Drug | # of Pills | Mean |
---|---|---|
Placebo | 1 | \(\mu\) |
Placebo | 2 | \(\mu+\beta\) |
Ibuprofen | 1 | \(\mu+\alpha\) |
Ibuprofen | 2 | \(\mu +\alpha+\beta+\gamma\) |
What types of parameter values would we expect to see if there is an interaction in which there is a dose effect for Ibuprofen but not for placebo?
\(y_{ijk}=\mu + \alpha I(j=2) + \beta I(k=2) + \gamma I(j=k=2)+\varepsilon_{ijk}\)
In this model,
So no interaction (\(\gamma=0\)) means that the drug effect is the same regardless of the number of pills taken. For there to be no drug effect at all, we need \(\gamma=0\) and \(\alpha=0\).

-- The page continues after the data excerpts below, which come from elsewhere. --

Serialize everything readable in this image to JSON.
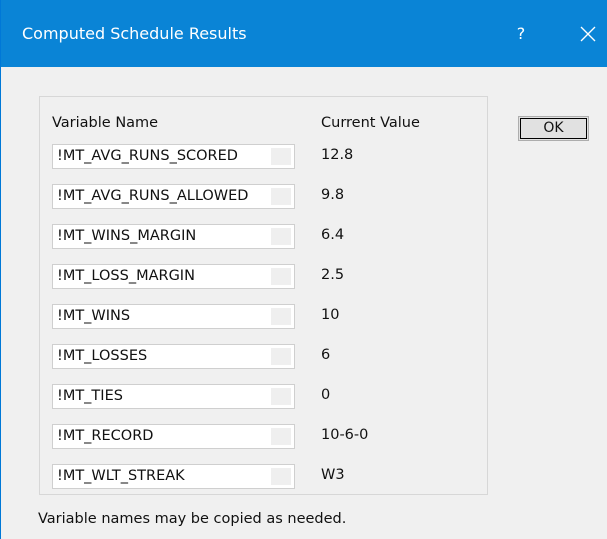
{
  "window": {
    "title": "Computed Schedule Results",
    "help_label": "?",
    "accent_color": "#0a84d6"
  },
  "table": {
    "header_name": "Variable Name",
    "header_value": "Current Value",
    "rows": [
      {
        "name": "!MT_AVG_RUNS_SCORED",
        "value": "12.8"
      },
      {
        "name": "!MT_AVG_RUNS_ALLOWED",
        "value": "9.8"
      },
      {
        "name": "!MT_WINS_MARGIN",
        "value": "6.4"
      },
      {
        "name": "!MT_LOSS_MARGIN",
        "value": "2.5"
      },
      {
        "name": "!MT_WINS",
        "value": "10"
      },
      {
        "name": "!MT_LOSSES",
        "value": "6"
      },
      {
        "name": "!MT_TIES",
        "value": "0"
      },
      {
        "name": "!MT_RECORD",
        "value": "10-6-0"
      },
      {
        "name": "!MT_WLT_STREAK",
        "value": "W3"
      }
    ]
  },
  "buttons": {
    "ok_label": "OK"
  },
  "footer": {
    "note": "Variable names may be copied as needed."
  }
}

Get ready – we are going to explore R’s most thrilling data – the famous tooth growth in Guinea pigs data!
Ahh, how cute! Our Dickensian guinea pig has a mystery to solve – which type of Vitamin C supplement is best for tooth growth!

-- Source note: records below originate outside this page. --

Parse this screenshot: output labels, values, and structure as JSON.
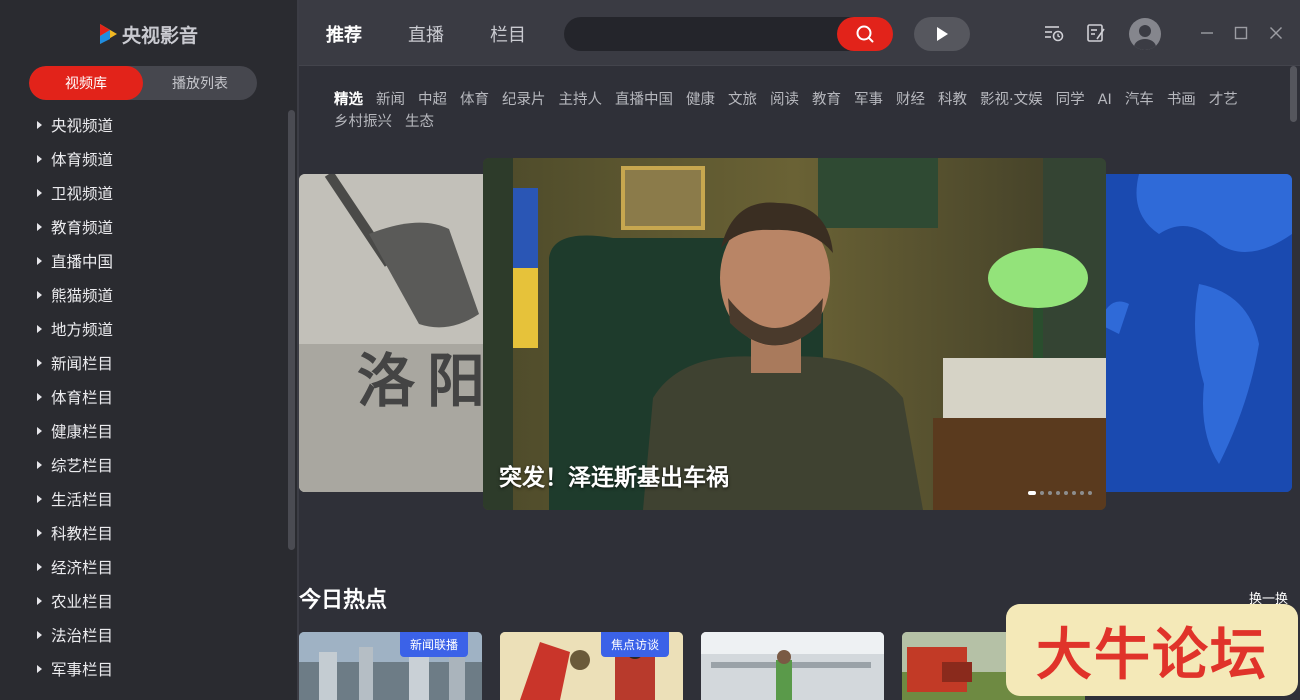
{
  "app": {
    "name": "央视影音"
  },
  "sidebar": {
    "tabs": [
      {
        "label": "视频库"
      },
      {
        "label": "播放列表"
      }
    ],
    "channels": [
      {
        "label": "央视频道"
      },
      {
        "label": "体育频道"
      },
      {
        "label": "卫视频道"
      },
      {
        "label": "教育频道"
      },
      {
        "label": "直播中国"
      },
      {
        "label": "熊猫频道"
      },
      {
        "label": "地方频道"
      },
      {
        "label": "新闻栏目"
      },
      {
        "label": "体育栏目"
      },
      {
        "label": "健康栏目"
      },
      {
        "label": "综艺栏目"
      },
      {
        "label": "生活栏目"
      },
      {
        "label": "科教栏目"
      },
      {
        "label": "经济栏目"
      },
      {
        "label": "农业栏目"
      },
      {
        "label": "法治栏目"
      },
      {
        "label": "军事栏目"
      }
    ]
  },
  "header": {
    "tabs": [
      {
        "label": "推荐"
      },
      {
        "label": "直播"
      },
      {
        "label": "栏目"
      }
    ],
    "search": {
      "placeholder": ""
    },
    "icons": [
      "history-icon",
      "note-icon",
      "user-avatar-icon",
      "minimize-icon",
      "maximize-icon",
      "close-icon"
    ]
  },
  "categories": [
    "精选",
    "新闻",
    "中超",
    "体育",
    "纪录片",
    "主持人",
    "直播中国",
    "健康",
    "文旅",
    "阅读",
    "教育",
    "军事",
    "财经",
    "科教",
    "影视·文娱",
    "同学",
    "AI",
    "汽车",
    "书画",
    "才艺",
    "乡村振兴",
    "生态"
  ],
  "carousel": {
    "left_text": "洛阳",
    "caption": "突发！泽连斯基出车祸",
    "slide_count": 8,
    "current_slide": 1
  },
  "hot": {
    "title": "今日热点",
    "refresh_label": "换一换",
    "items": [
      {
        "badge": "新闻联播"
      },
      {
        "badge": "焦点访谈"
      },
      {
        "badge": ""
      },
      {
        "badge": ""
      }
    ]
  },
  "watermark": {
    "text": "大牛论坛"
  },
  "colors": {
    "accent": "#e2231a",
    "badge": "#3b62e8",
    "sidebar_bg": "#2a2b30",
    "main_bg": "#2f3038"
  }
}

Guinea pig dental problems are NOT fun. Our dataset (Crampton, 1947) contains as a response the length of odontoblasts (cells responsible for tooth growth) in 60 guinea pigs, each of which receives one dose of vitamin C (0.5, 1, or 2 mg/day) via one of two delivery methods (orange juice (OJ) or ascorbic acid (VC)). Researchers wanted to know if the odontoblast length could be used as a marker of Vitamin C uptake, for the purposes of providing better nutritional supplementation to members of the Canadian armed forces (alas, the first of many injustices for Oliver Twisted Teeth – the study was not done to help little Guinea piggies).
library(ggplot2)
gp=ToothGrowth
gp$dose=as.factor(gp$dose)
gp=arrange(gp,supp,asc(supp))
# Default bar plot
p<- ggplot(gp, aes(x=dose, y=len, fill=supp)) +
geom_bar(stat="identity", position=position_dodge())
# Finished bar plot
p+labs(title="Odontoblast length by dose", x="Dose (mg)", y = "Length")+
theme_classic() +
scale_fill_manual(values=c('#E69F00','#999999'))
Looking at the bar plot of the growth data, what type of ANOVA model may be most appropriate? Take a moment to write a model in mathematical notation – then we will confer with groups on possible choices.